Shinjuku Incident

Hingga 3 minggu setelah film tayang saya tak mendapatkannya di toko CD terdekat. Sampai-sampai film berikutnya “Spy Next Door” muncul. Saya masih bermimpi mendapatkan CD tersebut hingga malam ini ketika saya lihat di program acara TV berlangganan tertulis pukul 21:40 ditayangkan Shinjuku Incident. Karena diberi tugas mengetik oleh istri, maka saya baru bisa nonton mulai 22:15. Yah disyukuri saja, keluarga beres dan hobi tetap jalan. Karena saya baru nonton 22:15 maka paragraf pertama dibawah ini saya sarikan dari beberapa blog

Saya termasuk penggemar berat Jackie Chan. Film-filmnya yang saya lihat antara lain Rush Hour1-3, Who am I, film-film klasiknya dsbnya. Saya menganggapnya komedian sejati. Dia tak harus berusaha lucu untuk mengocok perut. Wajahnya tenang tapi tindakannya menggelikan. Sewaktu saya lihat di Koran, ada film baru Jackie Chan berjudul “Shinjuku Incident”, saya bergegas membeli VCD orisinil yang murah [saya memang ngefans, tapi kalo ngabisin 50 ribu buat sekali nonton di bioskop – biarpun dengan istri tercinta dan anak tersayang – yaa sayang banget. Beli buku aja, pakde] dan Tuhan memihak Jackie Chan. Hingga 3 minggu setelah film tayang saya tak mendapatkannya di toko CD terdekat. Sampai-sampai film berikutnya “Spy Next Door” muncul. Saya masih bermimpi mendapatkan CD tersebut hingga malam ini ketika saya lihat di program acara TV berlangganan tertulis pukul 21:40 ditayangkan Shinjuku Incident. Karena diberi tugas mengetik oleh istri, maka saya baru bisa nonton mulai 22:15. Yah disyukuri saja, keluarga beres dan hobi tetap jalan. Karena saya baru nonton 22:15 maka paragraf pertama dibawah ini saya sarikan dari beberapa blog.

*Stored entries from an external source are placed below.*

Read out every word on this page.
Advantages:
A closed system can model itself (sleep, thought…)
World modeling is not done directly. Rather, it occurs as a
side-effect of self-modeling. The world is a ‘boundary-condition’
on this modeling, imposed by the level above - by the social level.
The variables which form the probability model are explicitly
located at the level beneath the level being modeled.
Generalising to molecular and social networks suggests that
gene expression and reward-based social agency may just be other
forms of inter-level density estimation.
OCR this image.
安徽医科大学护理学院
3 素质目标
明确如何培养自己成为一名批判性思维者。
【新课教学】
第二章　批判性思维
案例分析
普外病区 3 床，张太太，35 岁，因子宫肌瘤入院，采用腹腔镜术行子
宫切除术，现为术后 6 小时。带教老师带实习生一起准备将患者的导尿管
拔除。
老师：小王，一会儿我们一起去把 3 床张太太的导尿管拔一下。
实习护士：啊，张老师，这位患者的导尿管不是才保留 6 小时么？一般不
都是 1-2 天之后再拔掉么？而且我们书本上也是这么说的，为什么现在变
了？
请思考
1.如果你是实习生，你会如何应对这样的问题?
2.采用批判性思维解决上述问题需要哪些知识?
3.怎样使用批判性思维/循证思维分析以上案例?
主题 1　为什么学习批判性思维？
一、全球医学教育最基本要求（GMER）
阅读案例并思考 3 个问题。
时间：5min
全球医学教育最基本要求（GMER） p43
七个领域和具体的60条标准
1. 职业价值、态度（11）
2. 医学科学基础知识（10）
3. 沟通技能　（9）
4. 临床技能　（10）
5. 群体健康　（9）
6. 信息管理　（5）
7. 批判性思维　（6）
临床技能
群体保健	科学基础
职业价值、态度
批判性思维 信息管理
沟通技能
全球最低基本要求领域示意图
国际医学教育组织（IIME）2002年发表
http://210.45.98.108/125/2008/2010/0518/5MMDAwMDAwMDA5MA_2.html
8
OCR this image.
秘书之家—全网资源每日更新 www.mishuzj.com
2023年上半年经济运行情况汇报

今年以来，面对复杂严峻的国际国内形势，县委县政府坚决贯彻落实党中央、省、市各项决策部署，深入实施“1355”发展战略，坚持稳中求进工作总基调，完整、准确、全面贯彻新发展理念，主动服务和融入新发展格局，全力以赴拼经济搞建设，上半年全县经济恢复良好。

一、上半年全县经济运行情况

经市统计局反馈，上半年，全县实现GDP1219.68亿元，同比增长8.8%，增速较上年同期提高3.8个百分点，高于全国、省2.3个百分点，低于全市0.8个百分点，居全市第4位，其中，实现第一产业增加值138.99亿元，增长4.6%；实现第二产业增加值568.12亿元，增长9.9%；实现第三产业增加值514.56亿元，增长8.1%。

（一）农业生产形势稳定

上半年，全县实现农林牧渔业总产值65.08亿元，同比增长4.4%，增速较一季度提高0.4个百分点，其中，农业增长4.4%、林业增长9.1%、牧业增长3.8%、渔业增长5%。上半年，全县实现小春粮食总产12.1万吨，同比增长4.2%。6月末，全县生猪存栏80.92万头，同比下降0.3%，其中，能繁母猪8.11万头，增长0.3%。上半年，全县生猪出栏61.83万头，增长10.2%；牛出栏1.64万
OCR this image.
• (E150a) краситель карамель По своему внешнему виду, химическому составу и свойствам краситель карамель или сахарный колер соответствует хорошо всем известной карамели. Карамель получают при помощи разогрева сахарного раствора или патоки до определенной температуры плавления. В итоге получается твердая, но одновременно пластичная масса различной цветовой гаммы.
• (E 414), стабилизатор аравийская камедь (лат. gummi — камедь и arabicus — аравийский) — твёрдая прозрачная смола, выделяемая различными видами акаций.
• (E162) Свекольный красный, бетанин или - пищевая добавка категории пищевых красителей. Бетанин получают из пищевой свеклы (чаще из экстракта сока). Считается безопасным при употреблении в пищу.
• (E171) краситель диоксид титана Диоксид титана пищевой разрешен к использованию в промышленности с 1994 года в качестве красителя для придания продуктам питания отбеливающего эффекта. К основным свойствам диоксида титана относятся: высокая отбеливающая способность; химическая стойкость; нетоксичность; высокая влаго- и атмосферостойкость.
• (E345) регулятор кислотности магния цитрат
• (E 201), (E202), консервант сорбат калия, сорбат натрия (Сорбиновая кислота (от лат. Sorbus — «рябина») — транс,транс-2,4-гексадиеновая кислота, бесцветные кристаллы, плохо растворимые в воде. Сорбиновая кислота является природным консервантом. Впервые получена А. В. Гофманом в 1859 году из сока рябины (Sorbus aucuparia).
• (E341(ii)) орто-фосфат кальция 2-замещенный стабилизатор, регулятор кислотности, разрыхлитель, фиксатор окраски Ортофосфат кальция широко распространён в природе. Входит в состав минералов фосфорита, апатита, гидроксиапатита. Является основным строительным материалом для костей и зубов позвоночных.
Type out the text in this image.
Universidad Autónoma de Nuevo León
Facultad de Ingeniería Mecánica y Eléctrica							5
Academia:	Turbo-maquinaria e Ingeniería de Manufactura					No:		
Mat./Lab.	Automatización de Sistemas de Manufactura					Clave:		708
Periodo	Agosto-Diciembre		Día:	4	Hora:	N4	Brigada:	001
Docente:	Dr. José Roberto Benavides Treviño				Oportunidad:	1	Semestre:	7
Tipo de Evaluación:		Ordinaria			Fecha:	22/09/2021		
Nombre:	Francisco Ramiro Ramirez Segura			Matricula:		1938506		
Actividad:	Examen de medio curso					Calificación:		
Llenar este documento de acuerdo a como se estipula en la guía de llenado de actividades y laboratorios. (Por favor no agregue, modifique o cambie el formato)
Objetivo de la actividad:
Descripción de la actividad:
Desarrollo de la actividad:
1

Setting film ini adalah awal 90-an. Nick [Jackie Chan] yang dijuluki Kepala Besi menyeberang illegal ke Jepang dari Cina untuk mencari tunangannya Xiu Xiu [Xu Jing Lei]. Proses menyeberang ini tidak mudah karena kapal yang ditumpanginya karam sebelum berlabuh di daratan Jepang, berenanglah ia hingga ke pantai dan selamat. Meski dikejar-kejar polisi Jepang, dia selamat karena menemukan saudaranya di daerah Shinjuku. Singkat cerita, dia bisa berkumpul dengan sesama orang Cina di perantauan. Untuk menyambung hidup, dia ditunjuki bisnis pasar gelap dan bawah tanah lainnya sambil mencari tahu keberadaan tunangannya [Andaikan tahun 90 sudah ada FB pasti dia gak perlu menyeberang ke Jepang]. Mereka punya slogan 30% takdir, 70 % usaha. Kalau saya 100% takdir, 100% usaha.

Nah, mulai paragraph ini pakai bahasa saya sendiri. Keahlian Kepala Besi dalam beladiri dan akhlaqnya yang bersahaja membuatnya menjadi sesepuh di antara teman-temannya di lingkungannya. Shinjuku tempat dia tinggal ternyata termasuk daerah merah. Ada mafia Taiwan, mafia Cina daratan sendiri, yakuza dan interseksi di antara mereka. Kepala Besi juga sudah punya teman seorang gadis Cina bernama Lily [peran pembantu karena dari mulai muncul sampai selesai cuma di samping Jackie Chan] yang fasih berbahasa Jepang. Kedatangan Kepala Besi dan Lily di lingkungan Cina disambut hangat teman-teman dan saudara-saudaranya dan mereka berdua dianggap bertunangan [sampai akhir cerita hubungan keduanya tidak pernah jelas, mungkin hal ini menginspirasi Mark Zuckenberg menemukan “hubungan tanpa status” di FB].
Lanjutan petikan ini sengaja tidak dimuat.